EliteHyperOps

The Project is developed for Hyperops Competition held at IIT Bombay Techfest 2021. The Team members who created the project are: Uday Uppal, Fayaz Rahman, Yashvardhan Gaur(Team Leader), Tarush


NOTE: Our Traffic Management Software Solution is a highly automated which has all the perks to transform how we deal with Traffic Management. If our software is integrated with the Camera, CCTV, Realtime Mobile Signal Sensors, Digital Sign Boards, Automatic Notification System(for passengers), it would require NO HUMAN Interference at all, be it by passengers or backend officials, except for maintenance. Though our project is original, it is based on 2 peer reviwed research papers.

How to use the software in the real Hyperloop Station.

  1. Given demand and capacities at a particular instant of time, our software outputs braess routes, in a network of routes which act as bottlenecks and hence need special attention.
  2. These braess routes are a function of demand and time. That is, braess routes change from time to time as demand of people using a particular route changes. Hence we would need to run the software first with the predicted demand of each routes, using ticketing information and then using realtime data from Mobile Signals,and CCTV cameras.
  3. We would use these braess routes, till they "just" start acting as bottle necks ,following which, we would disincentivise them. This can be done by changing direction on LED Sign Boards, and notifying the user on an app which would tell them most optimised routes. Using the principle of collective intelligence, we would tell every passenger the routes which would be best for the overall traffic condition, and not necessarily the shortest path for that particular individual. .
  4. Before implementing the results of Main.py, we can simulate the traffic with SUMO to know the effectiveness of the solution.

Hence, Our Software can revolutionalize how we tackle the problem of Traffic Management.


Create_Dataset.py is used to generate data on which we train the Neural Network in train.py file. The reason we are training the Neural Network , instead of using the actual Frank Wolfe is because FW is computationally expensive. And, to achieve our end goal of detecting braess routes, we need to apply it multiple times. A well trained NN will give us lower computational cost and make our solution realtime.

Graph.py and Model.py are the File that contain actual Franke Wolfe Algorithm Implementation. Example.py is used to combine them and run actual Franke Wolfe Algorithm. Data.py contains all the data(like graphs, demand, capacity, potential routes that need to be checked for braess routes(braess indexes)) which corresponds to Hyperloop Station in Pune. frank_wolfe_nn is our trained Neural Network. Presently it is trained on 3100 data points with average loss of 8.170. Main.py uses the trained Neural Network to output the Braess Routes. Here, we have searched for braess routes only in links between the Hyperloop Platforms, because these routes that have the highest concentration of traffic during peak hours. But our software is eqully capable of scanning the whole network for these braess routes.

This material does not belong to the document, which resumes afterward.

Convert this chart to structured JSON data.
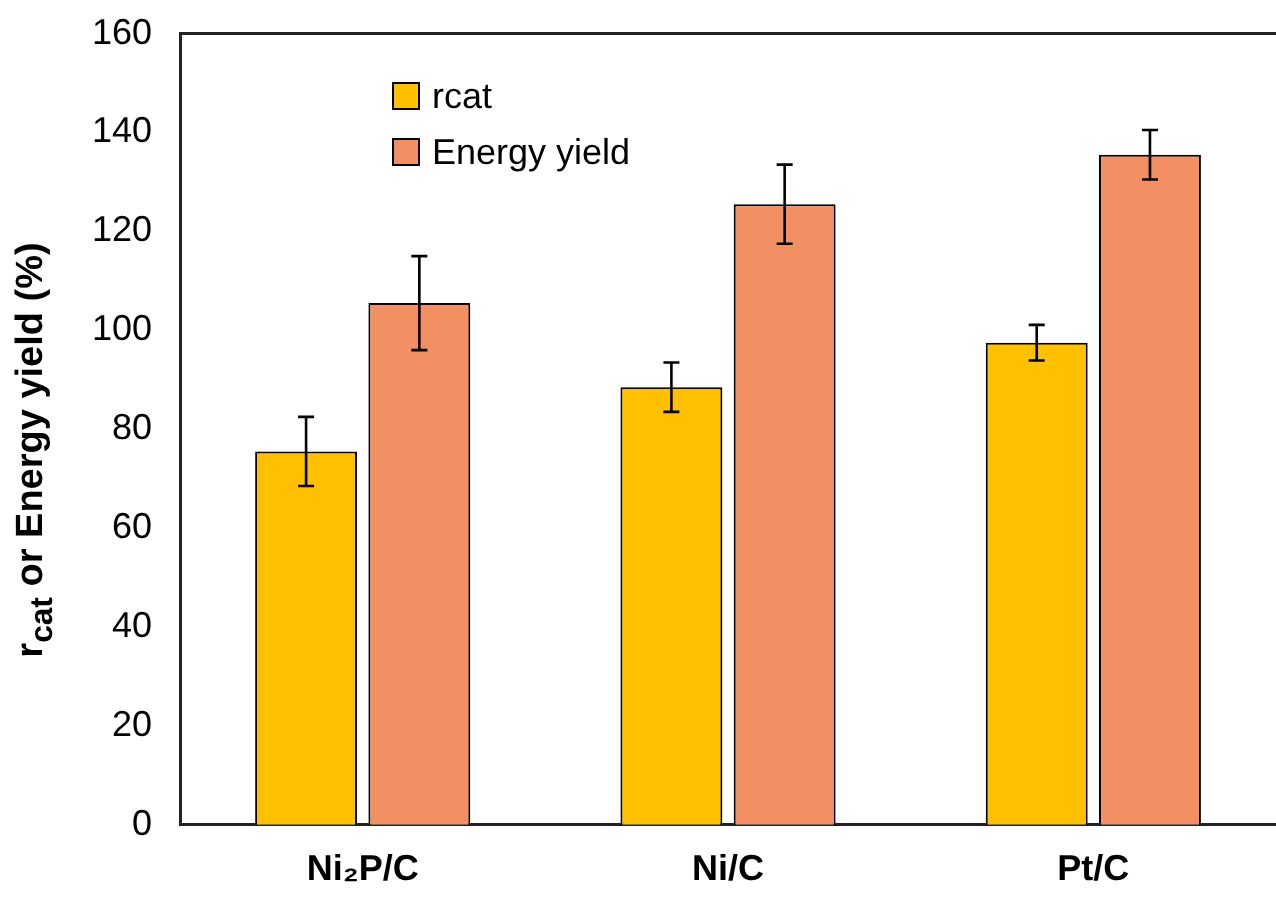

We have two folders for SUMO Simulation, which simulates the Hyperloop station. Using it we confirmed the effectiveness of our software, by howing that removing/dinincentivising the braess routes helps improve traffic condition. The ORIGINAL folder contains the SUMO Simulation for normal Hyperloop Station. The 2nd folder contains the SUMO simulation after removing the braess routes as returned by the output of main.py. Using any random deman, we found that the Routes that needs to be Disincentivised are : (64, 75, 81, 82, 93). This is the number of edge, related to the adjecency list of the graph in data.py . After running the simulation, by executing Configuration files in these foulder in SUMO GUI, the results were: 1)The time taken by traffic to reach its destination in original network : 1595 seconds 2)The time taken by traffic to reach its destination in network devoid of braess routes: 1511 seconds

graph.py, model.py taken from this awesome repo by ZhengLi95.